Попутчики - страница 18

Шрифт
Интервал


И все же – что за ерунда? Бездонная голубизна неба, жаркое по-летнему солнце… С часами тоже что-то не так: на циферблате семнадцать тридцать восемь, но веры стрелкам нет: дневное светило еще не пересекло полуденной линии.

– Ничего не понимаю, Реймонд Федорович! Что творится с погодой на благословенном Понте Эвксинском? Ставлю вдову Клико против сельтерской, что сейчас лето. Но я самолично заполнял утром формуляр полетов и точно помню, что на календаре значилось шестое февраля! Да вот, сами посмотрите…

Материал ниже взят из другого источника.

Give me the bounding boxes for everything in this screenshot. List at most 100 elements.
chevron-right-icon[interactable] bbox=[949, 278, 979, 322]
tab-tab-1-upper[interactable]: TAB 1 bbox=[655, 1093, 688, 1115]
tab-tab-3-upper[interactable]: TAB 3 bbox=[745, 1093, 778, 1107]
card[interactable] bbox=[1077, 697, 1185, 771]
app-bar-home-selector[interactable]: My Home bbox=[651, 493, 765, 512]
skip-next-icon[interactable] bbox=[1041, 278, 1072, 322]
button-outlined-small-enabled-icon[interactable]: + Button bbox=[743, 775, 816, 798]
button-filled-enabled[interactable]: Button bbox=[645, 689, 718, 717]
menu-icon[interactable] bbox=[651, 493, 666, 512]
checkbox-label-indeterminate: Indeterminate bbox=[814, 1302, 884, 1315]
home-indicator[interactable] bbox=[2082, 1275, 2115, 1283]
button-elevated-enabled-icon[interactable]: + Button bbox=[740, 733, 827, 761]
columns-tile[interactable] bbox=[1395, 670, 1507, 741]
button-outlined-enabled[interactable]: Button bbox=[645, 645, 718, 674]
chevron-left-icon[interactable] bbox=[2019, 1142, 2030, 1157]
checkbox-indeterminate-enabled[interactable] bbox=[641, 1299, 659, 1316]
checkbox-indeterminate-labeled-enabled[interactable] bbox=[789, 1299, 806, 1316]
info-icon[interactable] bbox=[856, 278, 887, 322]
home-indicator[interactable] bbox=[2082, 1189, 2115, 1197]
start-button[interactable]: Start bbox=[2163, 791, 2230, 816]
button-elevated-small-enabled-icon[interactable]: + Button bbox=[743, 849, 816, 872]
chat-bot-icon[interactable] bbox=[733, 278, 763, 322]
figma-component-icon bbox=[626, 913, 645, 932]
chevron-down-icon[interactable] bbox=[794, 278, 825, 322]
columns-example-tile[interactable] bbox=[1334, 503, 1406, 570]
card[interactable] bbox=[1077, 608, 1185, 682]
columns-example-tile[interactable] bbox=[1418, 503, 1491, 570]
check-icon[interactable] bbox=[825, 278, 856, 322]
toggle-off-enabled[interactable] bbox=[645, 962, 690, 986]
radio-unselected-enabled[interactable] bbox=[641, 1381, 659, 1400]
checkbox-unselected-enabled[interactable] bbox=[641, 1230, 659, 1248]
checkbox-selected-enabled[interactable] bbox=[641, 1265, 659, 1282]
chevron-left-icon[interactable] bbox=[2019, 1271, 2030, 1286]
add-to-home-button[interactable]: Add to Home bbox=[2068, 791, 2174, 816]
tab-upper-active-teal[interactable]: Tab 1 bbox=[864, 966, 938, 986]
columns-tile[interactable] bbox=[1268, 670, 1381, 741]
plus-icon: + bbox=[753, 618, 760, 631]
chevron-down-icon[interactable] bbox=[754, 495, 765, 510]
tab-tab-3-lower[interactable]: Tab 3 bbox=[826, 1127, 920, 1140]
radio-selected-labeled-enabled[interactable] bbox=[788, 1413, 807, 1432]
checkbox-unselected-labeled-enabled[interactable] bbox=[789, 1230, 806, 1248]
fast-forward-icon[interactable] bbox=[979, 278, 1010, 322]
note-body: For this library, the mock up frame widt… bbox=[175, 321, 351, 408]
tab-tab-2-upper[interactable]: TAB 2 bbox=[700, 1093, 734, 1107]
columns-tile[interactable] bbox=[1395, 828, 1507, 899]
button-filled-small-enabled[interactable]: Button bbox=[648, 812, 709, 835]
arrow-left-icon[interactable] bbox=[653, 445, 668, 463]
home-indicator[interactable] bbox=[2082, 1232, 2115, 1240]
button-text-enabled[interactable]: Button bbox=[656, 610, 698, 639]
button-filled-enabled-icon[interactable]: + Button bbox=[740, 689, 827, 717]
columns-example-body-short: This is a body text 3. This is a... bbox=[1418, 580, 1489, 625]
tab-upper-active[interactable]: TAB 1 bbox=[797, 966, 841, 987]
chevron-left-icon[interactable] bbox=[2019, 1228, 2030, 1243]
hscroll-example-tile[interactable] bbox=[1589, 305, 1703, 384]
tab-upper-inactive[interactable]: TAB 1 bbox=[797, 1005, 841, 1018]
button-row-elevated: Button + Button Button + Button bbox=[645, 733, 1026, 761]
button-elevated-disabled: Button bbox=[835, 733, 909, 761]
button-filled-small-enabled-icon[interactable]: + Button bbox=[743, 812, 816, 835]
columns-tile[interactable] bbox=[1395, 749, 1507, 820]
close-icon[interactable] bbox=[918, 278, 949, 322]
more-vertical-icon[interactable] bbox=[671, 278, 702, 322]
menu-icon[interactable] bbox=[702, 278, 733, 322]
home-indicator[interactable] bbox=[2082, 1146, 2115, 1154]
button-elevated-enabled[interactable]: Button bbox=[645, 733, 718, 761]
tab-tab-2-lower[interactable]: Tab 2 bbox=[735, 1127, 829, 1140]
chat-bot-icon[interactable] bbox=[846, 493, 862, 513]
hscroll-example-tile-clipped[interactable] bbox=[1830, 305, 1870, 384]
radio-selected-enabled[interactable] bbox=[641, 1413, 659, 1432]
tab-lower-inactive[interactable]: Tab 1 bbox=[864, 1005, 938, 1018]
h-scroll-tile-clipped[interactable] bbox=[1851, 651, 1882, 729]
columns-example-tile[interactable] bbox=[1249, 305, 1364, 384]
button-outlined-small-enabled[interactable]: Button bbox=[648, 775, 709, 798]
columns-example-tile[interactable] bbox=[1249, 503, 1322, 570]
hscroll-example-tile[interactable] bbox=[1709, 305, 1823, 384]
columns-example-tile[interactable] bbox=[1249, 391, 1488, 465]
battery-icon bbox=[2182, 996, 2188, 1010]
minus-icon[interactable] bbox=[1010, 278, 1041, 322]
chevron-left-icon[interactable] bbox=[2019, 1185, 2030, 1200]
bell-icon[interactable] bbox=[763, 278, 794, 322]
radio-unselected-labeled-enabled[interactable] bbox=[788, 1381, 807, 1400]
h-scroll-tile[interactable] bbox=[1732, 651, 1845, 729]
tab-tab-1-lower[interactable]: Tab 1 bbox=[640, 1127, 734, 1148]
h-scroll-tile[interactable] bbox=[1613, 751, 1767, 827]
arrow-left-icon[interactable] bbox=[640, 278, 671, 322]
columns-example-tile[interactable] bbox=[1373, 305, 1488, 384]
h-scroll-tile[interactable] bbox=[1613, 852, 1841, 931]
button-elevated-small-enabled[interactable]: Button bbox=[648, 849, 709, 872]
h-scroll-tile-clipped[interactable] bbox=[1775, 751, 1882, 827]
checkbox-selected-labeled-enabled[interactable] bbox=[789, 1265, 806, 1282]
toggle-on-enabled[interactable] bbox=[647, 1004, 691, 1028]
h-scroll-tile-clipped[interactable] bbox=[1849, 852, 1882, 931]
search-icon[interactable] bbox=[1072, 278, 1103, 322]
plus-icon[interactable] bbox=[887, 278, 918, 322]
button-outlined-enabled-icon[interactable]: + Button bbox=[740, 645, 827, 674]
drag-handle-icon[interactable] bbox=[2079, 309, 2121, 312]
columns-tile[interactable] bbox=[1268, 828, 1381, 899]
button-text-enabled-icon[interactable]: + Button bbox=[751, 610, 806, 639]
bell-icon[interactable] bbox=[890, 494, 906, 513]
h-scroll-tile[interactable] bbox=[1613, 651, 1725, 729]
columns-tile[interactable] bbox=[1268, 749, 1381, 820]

В зеленоватой воде возле самого борта пульсировали крошечные прозрачные кляксы. Медузы аурелии, морские блюдца. Как и всякий черноморец, фон Эссен знал, что маленькие медузы нарождаются к середине лета, а к зиме вырастают до размера суповой тарелки. Эти аурелии совсем крошечные.

Кобылин встал в полный рост и замахал шлемом. Фон Эссен и Корнилович оторвались от созерцания крошечных морских блюдец: к гидроплану подходил миноносец.

II

Сразу после Переноса, обломки кораблекрушения, Сергей Велесов, писатель

Сознание вернулось с мокрым шлепком по физиономии. Лямка баула отвешивала мне пощечины в такт размахам качки. Жив? И даже нигде не болит… Я пошевелился, попытался встать – веревка не пустила. Уже хорошо…

Я кое-как распутал узел и огляделся. От катера осталась одна корма: неизвестная сила перекусила суденышко пополам. Старшины-рулевого нет; над головой бездонное синее небо, ласковая волна захлестывает планширь и недвижный круг горизонта.

Мысли понеслись карьером, водоворотом, горным взбесившимся потоком. Объяснение одно: треклятый «Пробой» сработал, но как-то криво. Нештатно.

Пункт первый: куда делись «Можайск» с «Помором»? Ну хорошо, меня могло задеть краем воронки, но ведь корабли по-любому должны были отправиться в прошлое? Я встал на банку, кое-как примерился к качке и огляделся. Пусто. Ни корабля, ни самолета, ни моторки. Похоже, я угодил в воронку один.

Пункт второй. Судя по температуре воды, на дворе лето. Да и солнце над горизонтом слишком высоко для весны. А ведь «Пробой», будь он неладен, был настроен на апрель 1854-го…

Где я нахожусь – это уже пункт третий. Обломок катера болтается в открытом море: в далекой дымке не видно ничего, хотя бы отдаленно напоминающего контуры крымского берега. И это хреново: ученые ни словом не обмолвились о том, что «Пробой» может перемещать объекты не только во времени, но и в пространстве.